When we ordered supplies for our new greenhouse 13 years ago at Quincy High School, we ordered cases of plastic pots. I didn’t know when there would be more money to restock.
Things have changed for me. There are real issues regarding the whole contamination of the waste stream, real economic and environmental questions about recycling and a strong signal from nature with the pandemic. This has allowed my thinking to continue to evolve. Nature might be telling us something big. In schools, when students are using the milk cartons as planters, it might just get them to think about the environmental issues.
In the photo from left to right there are containers for yogurt, chocolate covered almonds, another smaller yogurt cup, a school sized milk carton, a 2 liter tonic bottle and a half gallon Almond Breeze container. For the containers with lids, I poke or drill holes in the covers, cut off the bottoms and plant the seedling in the upside down planter. This keeps the roots from being damaged when I remove the bottom cover and lift the container from the plant as it goes into the ground. The Almond Breeze container gets cut in half. Both ends are removed. As the roots fill the space, planting is easy. Just put the roots deep into the garden mix and lift up the planter. If you leave the container as a collar it will protect from early season cutworms. The roots will not be disturbed. As a matter of fact that is true for all of the containers except for the small yogurt cups.

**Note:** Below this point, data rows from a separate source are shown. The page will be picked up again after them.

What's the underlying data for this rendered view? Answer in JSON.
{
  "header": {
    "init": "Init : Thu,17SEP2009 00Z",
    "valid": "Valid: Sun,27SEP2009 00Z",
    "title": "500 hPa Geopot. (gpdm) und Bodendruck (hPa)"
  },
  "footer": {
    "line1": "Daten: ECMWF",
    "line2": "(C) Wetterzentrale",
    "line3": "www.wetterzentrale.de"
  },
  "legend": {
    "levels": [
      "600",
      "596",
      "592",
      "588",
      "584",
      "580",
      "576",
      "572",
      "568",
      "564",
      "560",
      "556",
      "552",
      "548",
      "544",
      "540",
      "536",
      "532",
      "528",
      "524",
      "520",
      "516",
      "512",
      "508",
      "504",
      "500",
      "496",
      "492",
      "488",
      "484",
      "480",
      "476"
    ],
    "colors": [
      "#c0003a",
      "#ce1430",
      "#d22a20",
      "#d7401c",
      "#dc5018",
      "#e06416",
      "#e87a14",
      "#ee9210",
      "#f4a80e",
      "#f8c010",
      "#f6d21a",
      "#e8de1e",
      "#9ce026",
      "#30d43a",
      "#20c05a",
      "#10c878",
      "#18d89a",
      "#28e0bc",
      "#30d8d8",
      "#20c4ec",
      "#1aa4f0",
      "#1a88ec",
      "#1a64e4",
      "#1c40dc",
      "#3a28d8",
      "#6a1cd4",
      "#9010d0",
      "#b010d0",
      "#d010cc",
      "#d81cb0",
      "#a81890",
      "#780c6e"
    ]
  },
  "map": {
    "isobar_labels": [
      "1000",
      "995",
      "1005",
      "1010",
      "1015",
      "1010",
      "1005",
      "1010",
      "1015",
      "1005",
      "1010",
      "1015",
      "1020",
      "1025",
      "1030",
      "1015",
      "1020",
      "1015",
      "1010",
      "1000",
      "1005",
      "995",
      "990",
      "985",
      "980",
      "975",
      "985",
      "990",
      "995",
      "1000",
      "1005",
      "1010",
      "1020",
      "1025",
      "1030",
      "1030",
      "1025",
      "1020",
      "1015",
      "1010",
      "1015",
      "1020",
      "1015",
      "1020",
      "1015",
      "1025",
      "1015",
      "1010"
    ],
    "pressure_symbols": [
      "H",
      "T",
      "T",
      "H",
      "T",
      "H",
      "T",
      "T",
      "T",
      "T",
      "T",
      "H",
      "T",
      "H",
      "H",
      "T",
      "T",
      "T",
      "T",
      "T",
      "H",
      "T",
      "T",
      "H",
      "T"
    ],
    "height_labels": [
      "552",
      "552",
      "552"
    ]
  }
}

All of these containers can be reused. The paper containers usually last for three cycles. When children are involved, they may want to decorate the planter or practice spelling the names of the plants that are being grown in the container.
At Hingham High School the Green Team was working on a reuse project before the pandemic. They wanted to build awareness at the school for the benefits of using reusable products.
Teach the children. It appears that it may be too late for many adults.